Île-de-France : Une trentaine d'acteurs sélectionnés pour faire décoller les taxis volants

INNOVATION A 35 kilomètres de Paris, l'aérodrome de Pontoise-Cormeilles-en-Vexin (Val-d’Oise) accueillera à partir de juin 2021 des tests en situation réelle d’un taxi volant

20 Minutes avec AFP
VoloCity, du constructeur allemand Volocopter, a été choisi pour réaliser les premières expériences en Île-de-France.
VoloCity, du constructeur allemand Volocopter, a été choisi pour réaliser les premières expériences en Île-de-France. — SIPA PRESS

Prêts au décollage ? La perspective d'un taxi volant dans le ciel  de la région parisienne à l’horizon 2030 prend forme : une trentaine d’acteurs ont été sélectionnés pour participer à une filière de mobilité aérienne urbaine avec de premiers essais prévus dès cet été.

Volocopter « sera le premier acteur industriel à tester son véhicule VoloCity » à partir de juin, ont indiqué lors d’une conférence de presse Choose Paris Region, l’agence de promotion et d’attractivité internationale de la région Ile-de-France, l’opérateur de transport urbain RATP et le gestionnaire des aéroports parisiens Groupe ADP.

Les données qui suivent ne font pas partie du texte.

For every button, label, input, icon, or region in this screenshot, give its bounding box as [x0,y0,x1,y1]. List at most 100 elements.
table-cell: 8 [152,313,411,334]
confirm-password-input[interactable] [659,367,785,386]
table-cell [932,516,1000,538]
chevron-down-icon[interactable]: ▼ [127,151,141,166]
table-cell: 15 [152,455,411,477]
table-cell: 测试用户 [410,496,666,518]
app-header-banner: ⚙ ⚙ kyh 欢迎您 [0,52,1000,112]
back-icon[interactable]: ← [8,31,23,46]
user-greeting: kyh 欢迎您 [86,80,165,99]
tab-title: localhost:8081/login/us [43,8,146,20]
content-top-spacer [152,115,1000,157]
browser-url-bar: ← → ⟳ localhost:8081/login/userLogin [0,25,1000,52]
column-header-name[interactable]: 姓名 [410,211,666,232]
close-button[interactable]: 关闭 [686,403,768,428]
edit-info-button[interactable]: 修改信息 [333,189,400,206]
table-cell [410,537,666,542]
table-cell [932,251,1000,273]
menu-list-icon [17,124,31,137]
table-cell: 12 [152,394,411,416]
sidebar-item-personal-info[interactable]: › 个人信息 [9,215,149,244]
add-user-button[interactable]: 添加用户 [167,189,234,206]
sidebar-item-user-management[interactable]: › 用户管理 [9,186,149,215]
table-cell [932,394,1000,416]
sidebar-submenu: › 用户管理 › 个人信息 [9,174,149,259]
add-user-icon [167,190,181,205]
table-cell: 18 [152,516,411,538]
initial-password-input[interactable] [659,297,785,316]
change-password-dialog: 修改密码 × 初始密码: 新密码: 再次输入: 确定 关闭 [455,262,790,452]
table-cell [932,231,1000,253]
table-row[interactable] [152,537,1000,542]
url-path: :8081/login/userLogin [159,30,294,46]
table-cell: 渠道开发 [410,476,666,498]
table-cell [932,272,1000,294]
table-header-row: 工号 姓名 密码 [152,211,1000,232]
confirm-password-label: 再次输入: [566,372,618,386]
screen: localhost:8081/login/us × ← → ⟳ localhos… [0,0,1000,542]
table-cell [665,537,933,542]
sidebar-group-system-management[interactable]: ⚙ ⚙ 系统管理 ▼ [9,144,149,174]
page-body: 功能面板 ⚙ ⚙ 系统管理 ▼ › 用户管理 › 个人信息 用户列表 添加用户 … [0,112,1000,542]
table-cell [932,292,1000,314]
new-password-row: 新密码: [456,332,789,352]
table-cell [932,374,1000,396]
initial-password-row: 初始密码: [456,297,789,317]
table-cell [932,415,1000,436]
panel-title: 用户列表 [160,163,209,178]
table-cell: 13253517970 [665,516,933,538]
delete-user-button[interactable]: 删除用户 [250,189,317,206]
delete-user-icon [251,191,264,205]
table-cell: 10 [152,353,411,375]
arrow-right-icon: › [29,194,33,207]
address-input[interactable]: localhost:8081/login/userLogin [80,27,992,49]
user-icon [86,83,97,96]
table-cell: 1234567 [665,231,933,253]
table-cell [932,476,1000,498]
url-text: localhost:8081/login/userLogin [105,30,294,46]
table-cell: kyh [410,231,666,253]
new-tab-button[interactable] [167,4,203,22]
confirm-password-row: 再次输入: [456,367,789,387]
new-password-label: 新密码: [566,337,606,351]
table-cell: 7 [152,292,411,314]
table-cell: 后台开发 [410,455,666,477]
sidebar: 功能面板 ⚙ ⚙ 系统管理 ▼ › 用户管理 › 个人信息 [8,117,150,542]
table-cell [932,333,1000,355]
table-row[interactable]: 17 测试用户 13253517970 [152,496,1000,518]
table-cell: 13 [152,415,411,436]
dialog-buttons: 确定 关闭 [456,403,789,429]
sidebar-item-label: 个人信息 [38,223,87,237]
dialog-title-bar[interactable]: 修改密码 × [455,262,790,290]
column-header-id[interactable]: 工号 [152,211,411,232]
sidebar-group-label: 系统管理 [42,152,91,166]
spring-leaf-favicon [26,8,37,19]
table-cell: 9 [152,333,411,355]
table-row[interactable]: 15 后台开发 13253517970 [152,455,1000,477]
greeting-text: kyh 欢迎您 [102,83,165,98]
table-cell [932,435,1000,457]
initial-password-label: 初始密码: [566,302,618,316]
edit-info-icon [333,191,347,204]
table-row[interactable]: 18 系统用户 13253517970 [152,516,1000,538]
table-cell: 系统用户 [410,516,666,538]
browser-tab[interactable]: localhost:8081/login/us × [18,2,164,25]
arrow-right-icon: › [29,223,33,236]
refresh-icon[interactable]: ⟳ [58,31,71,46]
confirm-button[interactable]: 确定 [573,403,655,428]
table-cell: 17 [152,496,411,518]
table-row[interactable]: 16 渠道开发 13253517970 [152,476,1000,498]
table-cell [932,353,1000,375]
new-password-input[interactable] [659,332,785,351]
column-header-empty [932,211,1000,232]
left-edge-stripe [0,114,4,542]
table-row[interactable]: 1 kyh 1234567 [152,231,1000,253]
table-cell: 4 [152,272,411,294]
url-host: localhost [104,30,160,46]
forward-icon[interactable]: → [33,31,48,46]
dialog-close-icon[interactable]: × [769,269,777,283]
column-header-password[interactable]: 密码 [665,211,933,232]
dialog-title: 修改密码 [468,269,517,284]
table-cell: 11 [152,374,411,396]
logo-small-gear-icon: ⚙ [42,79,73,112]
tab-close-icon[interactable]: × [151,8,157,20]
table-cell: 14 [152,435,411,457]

Des opérations de stationnement, de décollage et d’atterrissage seront réalisées en environnement aéronautique réel dans une zone réservée de l'aéroport de Pontoise (Val-d’Oise).

150 candidats de 25 pays ont répondu à l’appel

En tout, 150 candidats de 25 pays ont répondu à un appel à manifestation d’intérêt lancé à l’automne et articulé autour du véhicule, de l’infrastructure, des opérations, de l’intégration dans l’espace aérien et de l’acceptabilité par les riverains.

« S’il y a autant d’intérêt autour du VTOL  [véhicule à décollage et atterrissage verticaux], ce n’est pas uniquement parce que ça fait rêver, c’est parce qu’il y a des qualités intrinsèques au projet qui expliquent cette mobilisation mais également la concurrence internationale pour pouvoir être une des zones du monde dans laquelle cette filière se structurera », a expliqué le directeur général exécutif de Groupe ADP, Edward Arkwright, au cours d’une conférence de presse.

Outre l’allemand Volocopter, qui présente la solution la plus mature selon les partenaires, ont été sélectionnés dans la catégorie « véhicule » (constructeurs et équipementiers) : Ascendance Flight Technologies, le constructeur français du VTOL hybride Atea pour passagers, Ehang, le constructeur de VTOL électrique chinois pour passagers, H3 Dynamics, le développeur singapourien de systèmes VTOL à hydrogène, le Slovène Pipistrel, constructeur d’avions électriques et de VTOL logistiques, Vertical Aerospace (Royaume-Uni) pour son eVTOL VA-1X de transport de passagers, l’Américain Zipline, constructeur et opérateur de drones logistiques, Airbus et Safran Electronics & Defense.

Un mode de transport complémentaire

Les essais réalisés à partir de juin seront la première étape du développement d’une filière de mobilité aérienne avec pour objectif de pouvoir proposer en 2030 une offre commerciale, et auparavant des démonstrations à l’occasion des Jeux Olympiques et Paralympiques en 2024.

VoloCity, entièrement électrique, est équipé de 18 moteurs et neuf batteries. Il peut transporter deux personnes dont un pilote. Il vole à 110 km/h, à une altitude de 400 à 500 mètres et avec une autonomie de 35 km.

« La question de l’autonomie est clé pour avoir une rentabilité économique », a commenté Marie-Claude Dupuis, directrice stratégie, innovation et développement du groupe RATP, précisant que dans tous les cas de figure il y aura toujours un pilotage, que ce soit à bord ou déporté du sol.

« Il n’y a pas photo. Le RER A c’est 1,4 million de voyageurs pas jour et dans notre perspective d’offre [de vols en VTOL] en 2030 on sera plutôt sur quelques milliers de personnes par jour », selon elle : « L’idée ce n’est pas d’opposer les modes mais de les compléter. »

Il s’agira aussi, selon les partenaires, de trouver le bon tarif pour répondre à des besoins de parcourir rapidement des distances de 30 km comme par exemple entre l’aéroport et le centre de Paris ou entre pôle d’affaires de la région ou encore de transporter des urgences sanitaires, des colis précieux, des réponses urgentes à des appels d’offres. « Le bon prix sera celui qui répond à une demande pour laquelle le temps a une valeur », résume Marie-Claude Dupuis.